Design by Ashley Meadows

Ideation, the process of coming up with business ideas and concepts, is critical to the success of your business; however, brainstorming is a bit of an art form. In a perfect world, a group of highly motivated people can sit down and bounce ideas off each other until one brilliant plan is revealed. In the real world, brainstorming sessions often backslide into disagreements and doubt. Or worse, no one offers any ideas, and the group fails to make any decisions.

Running a Brainstorming Session

It takes some preparation to pull off an effective brainstorming session where collaboration and teamwork result in fantastic ideas. Follow these tips:

1. Have an end goal in mind.

You must have a specific reason for meeting and be able to clarify that to anyone who participates in the session. If you want to brainstorm a business idea or a new direction for the company, this may be a much loftier task that requires multiple meetings. If you’re looking to improve your business in some way, be specific on how you want to do that. For example, brainstorming how to "increase sales" is too broad and vague. Brainstorming how to "increase sales in December without adjusting our marketing budget" is much more specific and increases the chances that you'll receive workable ideas.

2. Prepare to brainstorm.

Some people can fly by the seat of their pants when it comes to generating ideas. Some of the best ideas will come organically, in unexpected bursts or sudden moments of clarity. Others will need time and brainpower to develop. Schedule the meeting and route the agenda at least one week prior to the session. Tell people exactly what you will be discussing, and ask them to come prepared to share ideas and research they've conducted.

3. Establish rules.

By design, brainstorming sessions are meant to be free-flowing without a lot of structure. However, ground rules can help keep you from losing focus. Some rules to live by:

  • People must speak one at a time. No talking over one another, and no side conversations.
  • Offer everyone an opportunity to share feedback. One or two people can't dominate the discussion.
  • Encourage unusual ideas. Even the outrageous ones, when tweaked, can lead to great ideas.
  • Accept all questions. There are no dumb ones.

4. Come up with a vetting strategy.

A great way to make sure an idea is fruitful is to come up with a vetting process. Allow people to ask questions that analyze the feasibility and value of the idea. For example:

  • What problem does this solve?
  • Are there examples of others successfully executing this?
  • Can we compete with those who already do this?
  • Can this be executed in the designated amount of time?
  • Can this be executed within the designated budget?
  • What resources do we need for this idea?
  • Is this idea risky? If so, is the reward worth the risk?
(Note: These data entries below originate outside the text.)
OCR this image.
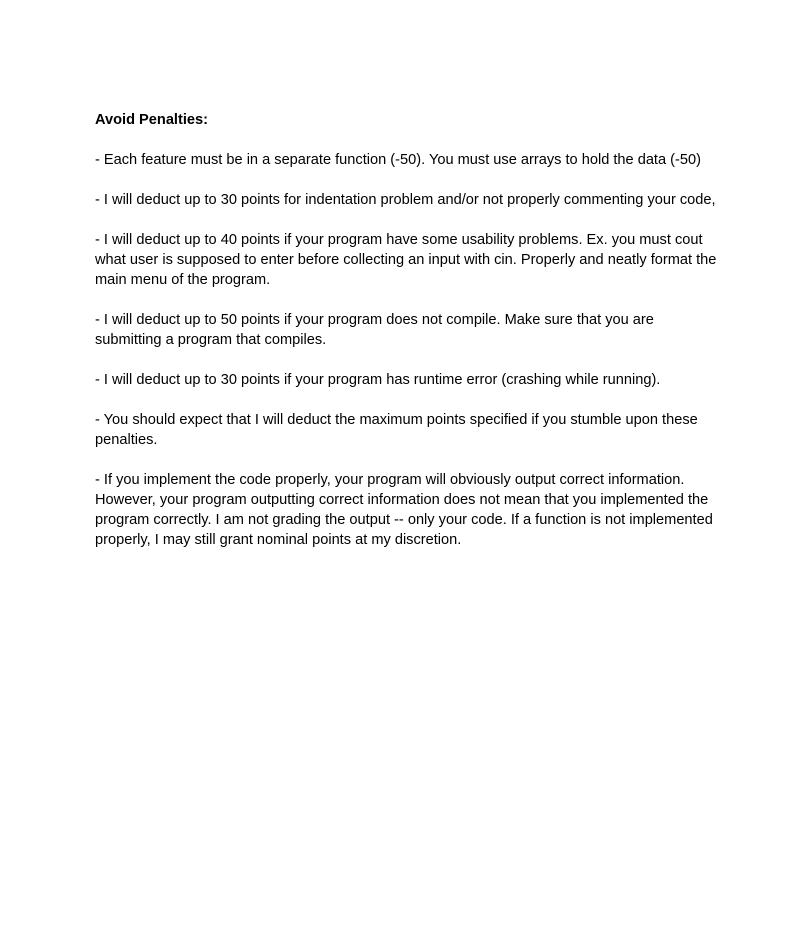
Avoid Penalties:
- Each feature must be in a separate function (-50). You must use arrays to hold the data (-50)
- I will deduct up to 30 points for indentation problem and/or not properly commenting your code,
- I will deduct up to 40 points if your program have some usability problems. Ex. you must cout
what user is supposed to enter before collecting an input with cin. Properly and neatly format the
main menu of the program.
- I will deduct up to 50 points if your program does not compile. Make sure that you are
submitting a program that compiles.
- I will deduct up to 30 points if your program has runtime error (crashing while running).
- You should expect that I will deduct the maximum points specified if you stumble upon these
penalties.
- If you implement the code properly, your program will obviously output correct information.
However, your program outputting correct information does not mean that you implemented the
program correctly. I am not grading the output -- only your code. If a function is not implemented
properly, I may still grant nominal points at my discretion.
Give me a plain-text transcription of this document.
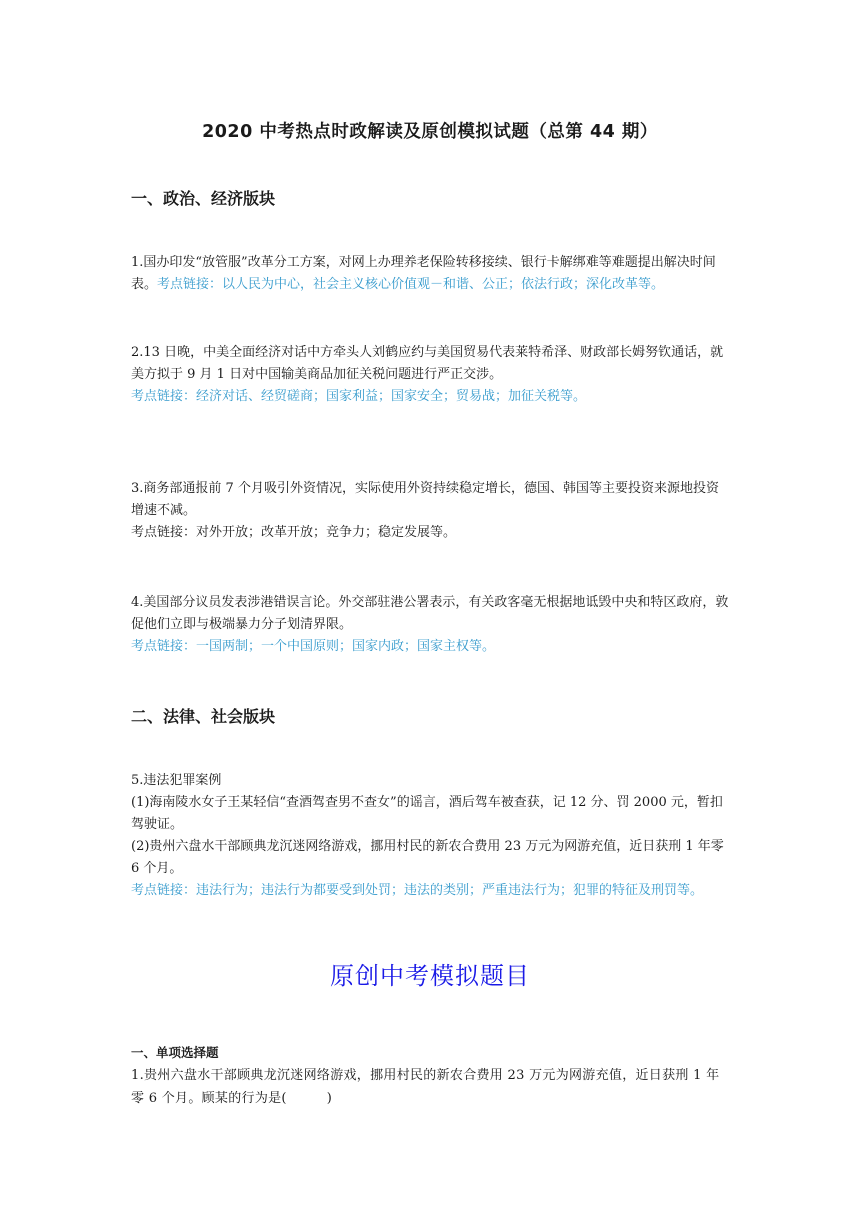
2020 中考热点时政解读及原创模拟试题（总第 44 期）
一、政治、经济版块

1.国办印发“放管服”改革分工方案，对网上办理养老保险转移接续、银行卡解绑难等难题提出解决时间

表。考点链接：以人民为中心，社会主义核心价值观－和谐、公正；依法行政；深化改革等。

2.13 日晚，中美全面经济对话中方牵头人刘鹤应约与美国贸易代表莱特希泽、财政部长姆努钦通话，就美方拟于 9 月 1 日对中国输美商品加征关税问题进行严正交涉。

考点链接：经济对话、经贸磋商；国家利益；国家安全；贸易战；加征关税等。

3.商务部通报前 7 个月吸引外资情况，实际使用外资持续稳定增长，德国、韩国等主要投资来源地投资增速不减。

考点链接：对外开放；改革开放；竞争力；稳定发展等。

4.美国部分议员发表涉港错误言论。外交部驻港公署表示，有关政客毫无根据地诋毁中央和特区政府，敦促他们立即与极端暴力分子划清界限。

考点链接：一国两制；一个中国原则；国家内政；国家主权等。

二、法律、社会版块

5.违法犯罪案例

(1)海南陵水女子王某轻信“查酒驾查男不查女”的谣言，酒后驾车被查获，记 12 分、罚 2000 元，暂扣驾驶证。

(2)贵州六盘水干部顾典龙沉迷网络游戏，挪用村民的新农合费用 23 万元为网游充值，近日获刑 1 年零 6 个月。

考点链接：违法行为；违法行为都要受到处罚；违法的类别；严重违法行为；犯罪的特征及刑罚等。

原创中考模拟题目
一、单项选择题

1.贵州六盘水干部顾典龙沉迷网络游戏，挪用村民的新农合费用 23 万元为网游充值，近日获刑 1 年零 6 个月。顾某的行为是(　　　)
5. Include varying perspectives.

It's no doubt that your team can brainstorm and have great success. However, if your brainstorming sessions are lackluster, you may need to shake things up a bit. For example, invite someone from customer service to your marketing meeting. When coming up with new products or business ideas, inviting a customer, vendor or partner can offer great insight. Even friends or family members can offer ideas, concerns or feedback from the perspective of a regular consumer that your group may have never considered.

6. Stay focused.

When ideas are flying, people can quickly go off on a tangent. If the conversation veers off-track, bring the group back to the reason for your meeting. Say: "I'm impressed by all of these ideas, but today, let's focus on the task at hand. How do we increase sales this month on the budget we have already set?"

Mediums for Ideation

If you feel you have the process down, but you're not sure how to get the ideas flowing, here are three popular brainstorming techniques:

Mind mapping.

A mind map offers you a way to get all of your ideas out of your head and onto paper. All you need is a large sheet of paper or a whiteboard and various colored pens or markers. In the center of the paper/whiteboard, draw a picture that represents the topic of your meeting. Then draw lines radiating out from the center image to words, phrases or images that represent your key concepts. From those words or images, draw lines out to subtopics. You'll gain a visual snapshot of everything the team is thinking. From there, you can begin to shape and mold the ideas. Mindmapping.com offers tons of information on the technique, or check out this free online mind-mapping tool MindMeister.

Free writing.

One of the simplest brainstorming tools, free writing allows you and other participants to dump all of your ideas onto paper before you begin discussions. Set a timer for 10 to 20 minutes and hand participants a piece of paper. Instruct them to write down everything they can think of regarding the topic. Tell everyone to write for the full length of time without stopping to review or edit what they have written. When time is up, go around the room and ask everyone to share an idea. Continue doing so until you have something you can work with.

Cubing.

Examine the topic from six different angles by asking: "What is it like?" (Description); "What is it similar to or different from?" (Comparison); "What does it make you think of?" (Association); "How is it made or what is it composed of?" (Analysis); and "How is it used or what can you do with it?" (Application). Spend just 3 to 5 minutes on each side of the cube, then analyze the data for emerging patterns or unique elements and develop your idea based on those.